Prerequisite: Biology (B-) or IB Biology SL (C)
Computer Programming and Robotics
This course is cross-listed in the math and science departments. Students use the BasicX language to design autonomous robotics applications for wheeled, walking, and facially-expressive robots manufactured by Robodyssey Systems. It is assumed that students are already comfortable with computer technology but know very little about computer programming. Topics covered include top-down and event-driven programming, logical statements, loops, arrays, sensor input, motor control, relays, and GPS programming. All students have the opportunity to enter a robot in local or national competitions such as firefighting, soccer, and dance. Near the end of the year, desktop programming is introduced via video game programming using the Visual Basic.NET language. This is an applied science and mathematics course for students with various academic backgrounds. The course gives students who have mastered trigonometry and algebra an opportunity to use their knowledge to create complex computer algorithms. Students who are familiar with, but have not mastered these mathematical skills, can use these ideas in practical and relevant ways to help refine and augment the science and mathematics curricula. This is a project-oriented course and is largely driven by student interests.
This course fulfills the physical science requirement.
Prerequisite: A precalculus course (can be taken concurrently) or Advanced Algebra (B) or Algebra 2 with Trigonometry (B)
Forensic Science
This term course provides an introduction to the many scientific and procedural methods involved in the field of crime scene investigation. The primary focus is on the particular scientific techniques used to analyze a variety of types of forensic evidence. In addition to becoming proficient in each of these techniques students need to understand the scientific principles that make these tests possible and valid. Some of the laboratory experiments include fingerprinting, flame tests, blood typing, DNA analysis, gel electrophoresis, print casting, and fiber, hair, and blood pattern analysis. Laboratory activities take place during most class periods and are supplemented by reading assignments from the text. A final project challenges students to apply the techniques they have learned to complete an investigation of a staged crime scene.

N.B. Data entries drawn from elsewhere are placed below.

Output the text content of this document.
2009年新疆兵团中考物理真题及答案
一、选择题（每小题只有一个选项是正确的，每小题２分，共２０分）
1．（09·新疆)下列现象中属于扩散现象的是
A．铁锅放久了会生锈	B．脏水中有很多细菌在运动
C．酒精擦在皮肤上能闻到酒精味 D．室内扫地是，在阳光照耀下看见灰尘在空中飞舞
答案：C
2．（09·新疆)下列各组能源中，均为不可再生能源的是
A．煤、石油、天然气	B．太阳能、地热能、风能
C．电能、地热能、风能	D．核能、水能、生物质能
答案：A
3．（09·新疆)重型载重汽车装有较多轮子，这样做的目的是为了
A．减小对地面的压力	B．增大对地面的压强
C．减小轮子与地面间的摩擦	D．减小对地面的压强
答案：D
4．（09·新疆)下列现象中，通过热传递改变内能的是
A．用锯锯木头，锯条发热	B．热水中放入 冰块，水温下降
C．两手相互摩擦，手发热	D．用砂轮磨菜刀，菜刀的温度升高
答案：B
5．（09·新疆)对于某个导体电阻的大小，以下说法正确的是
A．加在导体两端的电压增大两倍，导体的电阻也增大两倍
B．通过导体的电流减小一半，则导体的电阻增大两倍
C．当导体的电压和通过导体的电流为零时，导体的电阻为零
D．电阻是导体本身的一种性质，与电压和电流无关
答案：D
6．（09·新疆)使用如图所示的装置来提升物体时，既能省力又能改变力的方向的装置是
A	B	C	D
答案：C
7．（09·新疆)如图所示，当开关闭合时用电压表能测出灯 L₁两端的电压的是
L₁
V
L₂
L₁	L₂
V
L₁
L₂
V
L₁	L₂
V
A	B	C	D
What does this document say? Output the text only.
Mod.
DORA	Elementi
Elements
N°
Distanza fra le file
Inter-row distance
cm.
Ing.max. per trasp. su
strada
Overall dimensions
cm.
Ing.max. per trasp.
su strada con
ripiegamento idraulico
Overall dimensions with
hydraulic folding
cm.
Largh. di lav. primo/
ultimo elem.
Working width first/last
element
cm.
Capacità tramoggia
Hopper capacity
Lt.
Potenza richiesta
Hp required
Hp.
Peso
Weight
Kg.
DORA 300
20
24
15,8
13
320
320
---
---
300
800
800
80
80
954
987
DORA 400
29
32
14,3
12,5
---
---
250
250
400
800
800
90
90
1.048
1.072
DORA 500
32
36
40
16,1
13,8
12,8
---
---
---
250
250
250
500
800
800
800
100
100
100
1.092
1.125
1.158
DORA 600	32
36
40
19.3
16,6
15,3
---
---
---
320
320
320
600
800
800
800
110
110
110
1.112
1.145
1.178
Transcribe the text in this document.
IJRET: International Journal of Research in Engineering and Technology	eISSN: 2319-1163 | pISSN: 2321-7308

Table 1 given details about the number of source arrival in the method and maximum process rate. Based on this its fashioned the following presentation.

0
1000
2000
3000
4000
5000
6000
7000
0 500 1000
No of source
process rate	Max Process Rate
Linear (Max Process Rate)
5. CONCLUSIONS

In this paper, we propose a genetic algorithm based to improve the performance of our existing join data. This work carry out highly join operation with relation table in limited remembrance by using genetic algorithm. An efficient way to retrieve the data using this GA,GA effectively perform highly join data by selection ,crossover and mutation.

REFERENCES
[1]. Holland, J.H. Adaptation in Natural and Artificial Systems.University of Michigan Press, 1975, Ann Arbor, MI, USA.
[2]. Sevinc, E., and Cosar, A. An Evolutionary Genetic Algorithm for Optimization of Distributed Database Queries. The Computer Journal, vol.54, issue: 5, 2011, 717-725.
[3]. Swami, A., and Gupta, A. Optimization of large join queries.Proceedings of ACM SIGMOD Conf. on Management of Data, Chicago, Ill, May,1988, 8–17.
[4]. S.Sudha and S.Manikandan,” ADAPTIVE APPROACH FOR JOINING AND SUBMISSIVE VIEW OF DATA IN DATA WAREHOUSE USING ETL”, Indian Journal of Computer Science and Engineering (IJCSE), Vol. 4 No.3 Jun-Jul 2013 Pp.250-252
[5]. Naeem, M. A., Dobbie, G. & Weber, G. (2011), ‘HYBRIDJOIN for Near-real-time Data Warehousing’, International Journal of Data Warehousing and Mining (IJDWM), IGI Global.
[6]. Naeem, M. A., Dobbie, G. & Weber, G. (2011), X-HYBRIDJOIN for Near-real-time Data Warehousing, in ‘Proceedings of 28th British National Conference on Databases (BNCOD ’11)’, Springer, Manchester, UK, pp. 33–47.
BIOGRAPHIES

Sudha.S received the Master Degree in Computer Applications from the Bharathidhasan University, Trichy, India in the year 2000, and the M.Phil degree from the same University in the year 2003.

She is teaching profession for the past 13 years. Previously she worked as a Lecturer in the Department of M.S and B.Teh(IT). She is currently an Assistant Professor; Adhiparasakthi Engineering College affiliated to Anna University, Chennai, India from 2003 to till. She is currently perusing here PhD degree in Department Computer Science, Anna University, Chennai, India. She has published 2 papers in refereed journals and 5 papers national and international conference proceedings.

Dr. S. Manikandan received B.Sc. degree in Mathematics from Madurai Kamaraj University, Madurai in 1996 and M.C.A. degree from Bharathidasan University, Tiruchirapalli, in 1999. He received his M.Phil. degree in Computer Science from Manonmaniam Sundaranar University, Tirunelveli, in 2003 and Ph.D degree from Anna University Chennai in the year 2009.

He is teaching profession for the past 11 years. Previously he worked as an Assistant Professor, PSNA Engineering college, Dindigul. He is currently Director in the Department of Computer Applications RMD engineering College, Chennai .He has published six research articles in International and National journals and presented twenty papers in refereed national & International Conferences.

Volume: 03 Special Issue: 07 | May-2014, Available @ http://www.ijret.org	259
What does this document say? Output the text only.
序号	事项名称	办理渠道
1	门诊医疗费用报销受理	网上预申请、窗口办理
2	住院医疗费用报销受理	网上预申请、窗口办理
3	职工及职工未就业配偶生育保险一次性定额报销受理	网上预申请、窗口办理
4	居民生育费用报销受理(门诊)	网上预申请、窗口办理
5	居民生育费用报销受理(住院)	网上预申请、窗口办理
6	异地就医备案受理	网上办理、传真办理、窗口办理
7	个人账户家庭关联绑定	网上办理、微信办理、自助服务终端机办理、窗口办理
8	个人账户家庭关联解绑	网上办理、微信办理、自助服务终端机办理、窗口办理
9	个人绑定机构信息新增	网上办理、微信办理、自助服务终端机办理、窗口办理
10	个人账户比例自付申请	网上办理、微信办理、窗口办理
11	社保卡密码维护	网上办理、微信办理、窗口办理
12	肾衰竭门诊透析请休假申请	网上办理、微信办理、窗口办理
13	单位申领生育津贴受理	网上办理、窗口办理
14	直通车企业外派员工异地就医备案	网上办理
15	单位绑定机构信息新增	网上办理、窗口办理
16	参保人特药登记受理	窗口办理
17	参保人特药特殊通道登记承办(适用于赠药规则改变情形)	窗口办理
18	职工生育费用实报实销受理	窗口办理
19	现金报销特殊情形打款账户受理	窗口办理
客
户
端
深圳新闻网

This course fulfills 1 credit of the life science requirement.
Cognitive Neurology
This term course delves into underlying questions regarding our evolution, behavior, and perception. Students explore some of the questions regarding the way we, as a species, perceive, behave, and respond to the world around us, challenging themselves to look for connections. As they search for a deeper understanding of the scientific principles covered, students examine the validity of the theories presented to them about how the brain works. Specific topics covered include the limbic system, memory, visual perception and processing, and some interesting cognitive disorders that give us a window into the inner workings of the brain.
Students are expected to maintain a well-organized, detailed journal to document observations and reflections from readings, discussions, and lab activities. Among the thought-provoking readings for this course are challenging technical articles, Rita Carter’s Mapping the Mind and Steven Pinker’s How the Mind Works. One major oral presentation is required.
This course fulfills 1 credit of the life science requirement.
Marine Science
This term course provides an introduction to the physical, chemical, biological, and environmental role the oceans and their margins (estuaries, wetlands) play in the planet's evolution. We will learn how the oceans were formed and how they are steadily transformed by geologic and biological forces. How the oceans affect the planet's weather and its role in global warming will be important topics. We will examine the many kinds of organisms that inhabit the various realms of the oceans and how human activity has affected the health of the world's seas. A field trip to an aquarium or a spring trip to a shore based research program might be possible. Students will be expected to produce a couple of presentations about a specific marine topic.
This course fulfills 1 credit of the life science requirement.